Iran's economy would be in shambles had there not been around $100 billion in unfrozen assets, courtesy of the Obama administration after the nuclear deal with the U.S. and five other world powers. In the words of President Trump, the regime would have fallen in six months. The irony is that much of the money has been funneled into wars in the region. The Iranian regime is heavily involved in Syria and has to bankroll terrorist groups such as the Lebanese Hezb'allah. In the words of Hezb'allah's leader, Hassan Nasrallah: "We do not have any business projects or investments via banks[.]" Nasrallah added, "We are open about the fact that Hezb'allah's budget, its income, its expenses, everything it eats and drinks, its weapons and rockets, come from the Islamic Republic of Iran," and he emphasized that his group "will not be affected" by any fresh sanctions.

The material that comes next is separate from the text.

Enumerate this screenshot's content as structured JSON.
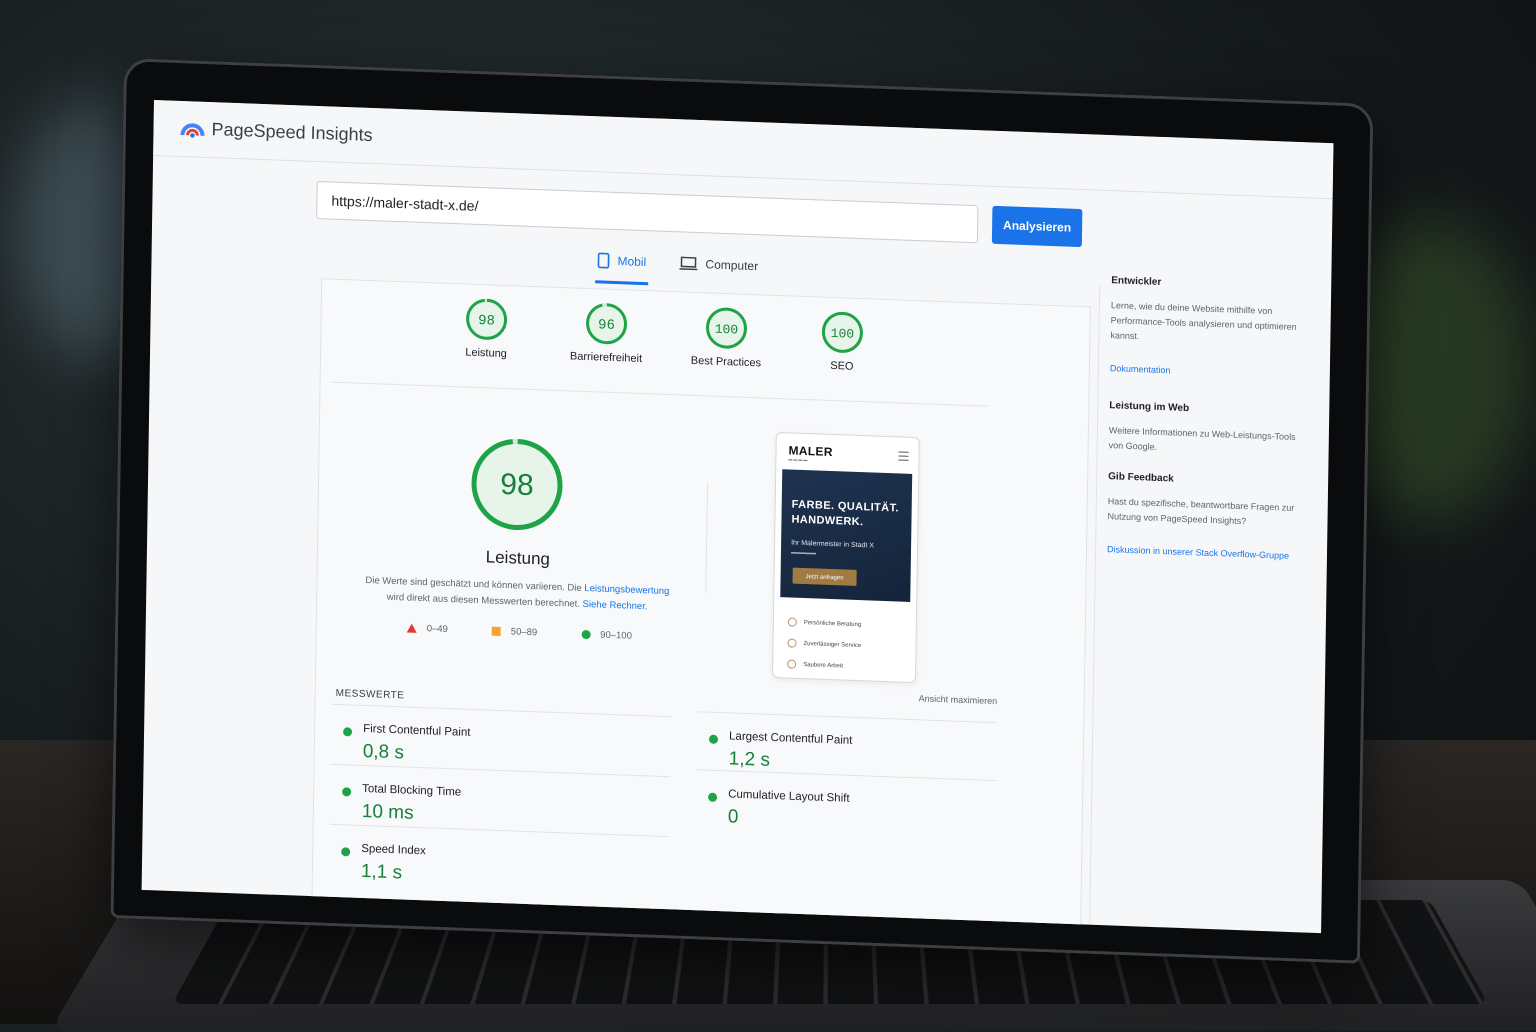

The Syrian opposition says the mullahs' regime has around 90,000 militias in its country. Similar ragtag militia groups under different aliases are running in Iraq. Yemen is another theater that the Iranian regime is deeply involved in, fighting a proxy war by financing, training, and supplying weapons. The rest is spent on security forces such as Islamic Revolutionary Guard Corps (IRGC). Rouhani bragged recently that under his watch, the Iranian military spending has skyrocketed some 145 percent. The bigger picture is that 11 million Iranians are unemployed, more than a third of the population live under the regime's declared poverty line, highly educated youths have to take pity jobs, and Iran has seven million street children. Not a day goes by without shocking news out of Iran: some Tehran citizens living in freshly dug graves, with thousands others robbed of their life's savings by shady financial institutions directly or indirectly connected to the IRGC or a subsidiary of the security apparatus. Individual freedoms are a myth in Iran. The presidential election in Iran did open the Pandora's box for Khamenei.
Against this backdrop, the regime's officials, including but not limited to Khamenei, all welcomed Tehran's twin terrorist attacks. By nature, the Iranian regime thrives on terror, uncertainty, and hatred. It is not a surreal conclusion to draw that the number-one beneficiary of the deadly attacks in Iran is none other than Khamenei and his goons.